The clinical course of BCLu-DLBCL/CHL is more aggressive with poorer outcomes than either CHL or PMBL [3]. However, there is no standard treatment, and optimal management is yet to be determined. In our literature review, there are only few reports on the efficacy of combined chemotherapy and radiation therapy. In our case, the patient has shown complete response to 3 courses of ACVBP therapy and radiation with tumor regression.

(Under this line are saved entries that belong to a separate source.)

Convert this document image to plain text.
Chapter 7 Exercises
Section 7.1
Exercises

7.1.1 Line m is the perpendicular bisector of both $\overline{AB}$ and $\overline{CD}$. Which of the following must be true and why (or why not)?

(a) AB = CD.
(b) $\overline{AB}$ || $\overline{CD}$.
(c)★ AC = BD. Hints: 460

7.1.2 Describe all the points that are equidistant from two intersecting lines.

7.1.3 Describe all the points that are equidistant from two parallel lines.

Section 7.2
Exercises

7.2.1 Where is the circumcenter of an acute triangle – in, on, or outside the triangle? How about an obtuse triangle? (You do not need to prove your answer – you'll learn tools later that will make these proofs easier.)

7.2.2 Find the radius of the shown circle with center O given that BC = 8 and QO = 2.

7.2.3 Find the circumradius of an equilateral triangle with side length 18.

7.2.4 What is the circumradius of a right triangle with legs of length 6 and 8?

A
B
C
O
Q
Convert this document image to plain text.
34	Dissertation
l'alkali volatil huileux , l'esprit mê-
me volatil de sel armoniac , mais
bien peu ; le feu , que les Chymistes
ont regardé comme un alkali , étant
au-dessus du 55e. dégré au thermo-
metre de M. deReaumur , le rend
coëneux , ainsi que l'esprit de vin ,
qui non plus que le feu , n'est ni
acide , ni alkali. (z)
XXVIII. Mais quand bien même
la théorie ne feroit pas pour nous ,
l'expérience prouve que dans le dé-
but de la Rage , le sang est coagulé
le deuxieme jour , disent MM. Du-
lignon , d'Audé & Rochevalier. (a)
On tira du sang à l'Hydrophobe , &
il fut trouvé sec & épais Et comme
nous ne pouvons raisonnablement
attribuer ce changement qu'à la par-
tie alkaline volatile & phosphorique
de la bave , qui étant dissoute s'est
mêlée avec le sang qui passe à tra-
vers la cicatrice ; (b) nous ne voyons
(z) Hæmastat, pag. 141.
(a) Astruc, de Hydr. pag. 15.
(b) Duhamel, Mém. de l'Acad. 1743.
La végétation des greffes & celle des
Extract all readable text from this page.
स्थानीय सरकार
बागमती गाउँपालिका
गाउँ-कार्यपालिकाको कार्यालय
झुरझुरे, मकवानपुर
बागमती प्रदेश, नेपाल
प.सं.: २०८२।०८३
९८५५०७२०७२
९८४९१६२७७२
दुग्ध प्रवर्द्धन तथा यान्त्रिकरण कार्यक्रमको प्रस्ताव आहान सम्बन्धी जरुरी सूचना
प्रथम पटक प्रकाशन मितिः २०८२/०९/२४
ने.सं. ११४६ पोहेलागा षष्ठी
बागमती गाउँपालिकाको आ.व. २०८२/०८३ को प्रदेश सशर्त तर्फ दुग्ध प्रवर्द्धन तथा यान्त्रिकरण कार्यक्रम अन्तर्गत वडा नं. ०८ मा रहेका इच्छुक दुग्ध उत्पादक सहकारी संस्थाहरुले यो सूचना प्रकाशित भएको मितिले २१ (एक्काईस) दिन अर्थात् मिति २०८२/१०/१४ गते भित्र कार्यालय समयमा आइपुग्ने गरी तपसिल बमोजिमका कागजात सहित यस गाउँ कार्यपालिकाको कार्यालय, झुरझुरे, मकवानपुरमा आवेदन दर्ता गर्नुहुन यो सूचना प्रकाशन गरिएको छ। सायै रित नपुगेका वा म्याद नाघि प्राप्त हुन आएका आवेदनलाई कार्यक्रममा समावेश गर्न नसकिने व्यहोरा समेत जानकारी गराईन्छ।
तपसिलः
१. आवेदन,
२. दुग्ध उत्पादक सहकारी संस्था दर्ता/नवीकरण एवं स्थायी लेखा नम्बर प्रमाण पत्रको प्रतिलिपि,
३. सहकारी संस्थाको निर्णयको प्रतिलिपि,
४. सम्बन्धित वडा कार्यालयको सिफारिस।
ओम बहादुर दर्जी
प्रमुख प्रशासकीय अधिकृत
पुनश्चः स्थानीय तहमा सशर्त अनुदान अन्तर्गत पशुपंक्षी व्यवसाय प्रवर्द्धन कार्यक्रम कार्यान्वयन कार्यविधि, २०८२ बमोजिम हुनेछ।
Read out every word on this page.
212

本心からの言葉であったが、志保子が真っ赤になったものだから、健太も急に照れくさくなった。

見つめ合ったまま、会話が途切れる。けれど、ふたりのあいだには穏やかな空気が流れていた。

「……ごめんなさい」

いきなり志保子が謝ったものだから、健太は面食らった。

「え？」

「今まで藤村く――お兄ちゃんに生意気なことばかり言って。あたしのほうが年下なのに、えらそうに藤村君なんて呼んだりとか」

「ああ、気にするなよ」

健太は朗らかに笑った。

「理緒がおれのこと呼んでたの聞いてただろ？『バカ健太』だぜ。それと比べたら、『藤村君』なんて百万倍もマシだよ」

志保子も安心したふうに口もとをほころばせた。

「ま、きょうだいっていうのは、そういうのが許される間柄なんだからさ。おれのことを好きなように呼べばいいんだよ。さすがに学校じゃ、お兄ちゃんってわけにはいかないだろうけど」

From our extensive review of literature on nonmediastinal BCLu-DLBCL/CHL (Table 1), the median age of presentation is 52 years, predominantly seen in males. Most of the cases were positive for CD 20 and CD 30. A few cases with EBV positivity have been reported. Many different combination chemotherapies have been given like ABVD, BEACOPP, R-BEACOPP, CHOP+/−R, EPOCH+/−R, and ACVBP. Very few cases had complete response to treatment and our case is one among them. In our study, it is also observed that most of the cases showed CD 20 and CD 30 positivity. Therefore, further studies on the role of rituximab and brentuximab vedotin (antibody-drug conjugate targeting CD 30) in the treatment of this type of lymphomas can be considered.

4. Conclusion

We reported a case of BCLu-DLBCL/CHL without mediastinal involvement, transformed from follicular lymphoma to BCLu-DLBCL/CHL. BCLu-DLBCL/CHL is clinically an aggressive tumor with poorer outcomes, but our case showed complete response to ACVBP regimen with tumor regression confirmed with Fluorodeoxyglucose positron emission tomography- (FDG/PET-) CT scan. As these lymphomas are rare and only few cases have been reported, further studies are required to better understand the nature of the disease and propose an optimal management strategy for this type of lymphoma.

Ethical Approval

Written informed consent to publication was obtained from the patient.

Conflict of Interests

The authors declare that there is no conflict of interests regarding the publication of this paper.

Authors’ Contribution

All authors equally contributed to the writing of this paper.

Acknowledgments

The authors thank the patient for allowing them to publish the case report and use the images taken during his stay in hospital. They also acknowledge Dr. K. Jayant and Dr. Swati Agrawal for putting there special effort in correcting and editing this review.